American politician (born 1956)

John Forbes (born October 21, 1956) is an American politician. A Democrat, he served in the Iowa House of Representatives from 2013 to 2025.

As of May 2013, Forbes serves on several committees in the Iowa House – the Commerce, Local Government, Transportation, and Ways and Means committees. He also serves as a member of the Health and Human Services Appropriations Subcommittee.

Forbes was born in Clarion, Iowa, and raised in Eagle Grove, Iowa. He has been a small business owner for over 32 years.

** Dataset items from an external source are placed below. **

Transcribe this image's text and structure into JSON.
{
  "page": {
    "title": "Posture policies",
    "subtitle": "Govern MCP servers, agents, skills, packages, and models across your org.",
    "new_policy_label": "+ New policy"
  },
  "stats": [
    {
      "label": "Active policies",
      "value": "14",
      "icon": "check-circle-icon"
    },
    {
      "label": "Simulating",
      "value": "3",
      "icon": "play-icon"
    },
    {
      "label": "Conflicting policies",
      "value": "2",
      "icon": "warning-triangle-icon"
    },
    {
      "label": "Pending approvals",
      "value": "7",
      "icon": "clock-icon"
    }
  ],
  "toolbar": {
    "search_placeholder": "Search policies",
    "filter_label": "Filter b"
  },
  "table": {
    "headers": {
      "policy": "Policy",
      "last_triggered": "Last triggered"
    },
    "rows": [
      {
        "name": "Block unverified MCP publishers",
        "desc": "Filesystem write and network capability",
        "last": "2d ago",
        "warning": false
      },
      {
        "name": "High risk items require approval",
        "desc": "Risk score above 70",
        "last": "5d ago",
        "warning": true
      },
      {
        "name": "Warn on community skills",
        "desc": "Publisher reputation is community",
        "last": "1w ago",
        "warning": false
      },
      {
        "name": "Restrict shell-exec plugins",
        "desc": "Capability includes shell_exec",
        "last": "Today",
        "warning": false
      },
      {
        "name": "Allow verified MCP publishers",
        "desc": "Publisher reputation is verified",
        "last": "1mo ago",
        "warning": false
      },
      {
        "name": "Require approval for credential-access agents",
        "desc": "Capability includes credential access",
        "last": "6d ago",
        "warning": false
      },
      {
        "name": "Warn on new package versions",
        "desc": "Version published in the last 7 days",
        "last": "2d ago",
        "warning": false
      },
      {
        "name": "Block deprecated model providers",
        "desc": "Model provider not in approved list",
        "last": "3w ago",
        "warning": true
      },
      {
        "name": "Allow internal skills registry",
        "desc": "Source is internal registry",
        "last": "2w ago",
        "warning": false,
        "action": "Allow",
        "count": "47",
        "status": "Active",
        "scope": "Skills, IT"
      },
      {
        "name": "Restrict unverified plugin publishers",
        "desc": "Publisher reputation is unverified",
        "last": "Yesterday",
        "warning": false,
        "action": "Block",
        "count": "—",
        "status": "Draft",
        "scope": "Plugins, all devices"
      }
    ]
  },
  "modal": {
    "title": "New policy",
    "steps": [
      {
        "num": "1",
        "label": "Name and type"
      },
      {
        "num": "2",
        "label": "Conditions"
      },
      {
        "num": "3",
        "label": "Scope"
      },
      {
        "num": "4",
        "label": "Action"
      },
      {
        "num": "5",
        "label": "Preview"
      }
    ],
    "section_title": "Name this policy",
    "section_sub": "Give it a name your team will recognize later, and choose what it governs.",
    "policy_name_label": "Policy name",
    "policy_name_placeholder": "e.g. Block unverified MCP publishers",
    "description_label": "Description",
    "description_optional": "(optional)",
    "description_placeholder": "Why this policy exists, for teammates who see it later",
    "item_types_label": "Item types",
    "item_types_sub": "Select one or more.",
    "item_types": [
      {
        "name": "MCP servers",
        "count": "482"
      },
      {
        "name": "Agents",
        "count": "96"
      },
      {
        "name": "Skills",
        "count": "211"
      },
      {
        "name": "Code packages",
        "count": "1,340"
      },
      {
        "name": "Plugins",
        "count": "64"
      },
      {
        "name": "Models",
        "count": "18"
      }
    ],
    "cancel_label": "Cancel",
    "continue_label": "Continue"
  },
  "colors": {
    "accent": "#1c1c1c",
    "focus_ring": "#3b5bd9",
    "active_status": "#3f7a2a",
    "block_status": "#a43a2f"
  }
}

He is a pharmacist and owns and operates Medicap Pharmacy in Urbandale, Iowa.

Forbes retired from the Iowa House of Representatives in 2024 to run for a seat on the Polk County Board of Supervisors, losing to Jill Altringer.

==Electoral history==
- incumbent

| Election | Political result |  | Candidate |  | Party | Votes | % |
| Iowa House of Representatives primary elections, 2012 District 3 |  | Democratic |  | John Forbes | Democratic | unopposed |  |
| Iowa House of Representatives general elections, 2012 District 3 Turnout: 18,032 |  | Democratic (newly redistricted) |  | John Forbes | Democratic | 9,113 | 50.54% |
|  | Mike Brown | Republican | 8,044 | 44.61% |

==Organizations==
Forbes is a member of the following organizations:
- Member and past president of the Urbandale Chamber of Commerce
- Board member for the Urbandale Library Foundation Board
- Des Moines Area Metropolitan Advisory Committee
- Past president of the Iowa Pharmacy Association
- Past president of the Polk County Pharmacists Association

==Honors and awards==
Forbes received the Bowl of Hygenia Award from the Iowa Pharmacy Association in 2010 for his work in community service. In 2011, he won the Hero's of the Heartland Award from the American Red Cross.

==Family==
Forbes and his wife Cindy reside in Urbandale, Iowa. Together they have two children, Adam and Meredith. He is the son-in-law of former Iowa Secretary of Agriculture Dale M. Cochran.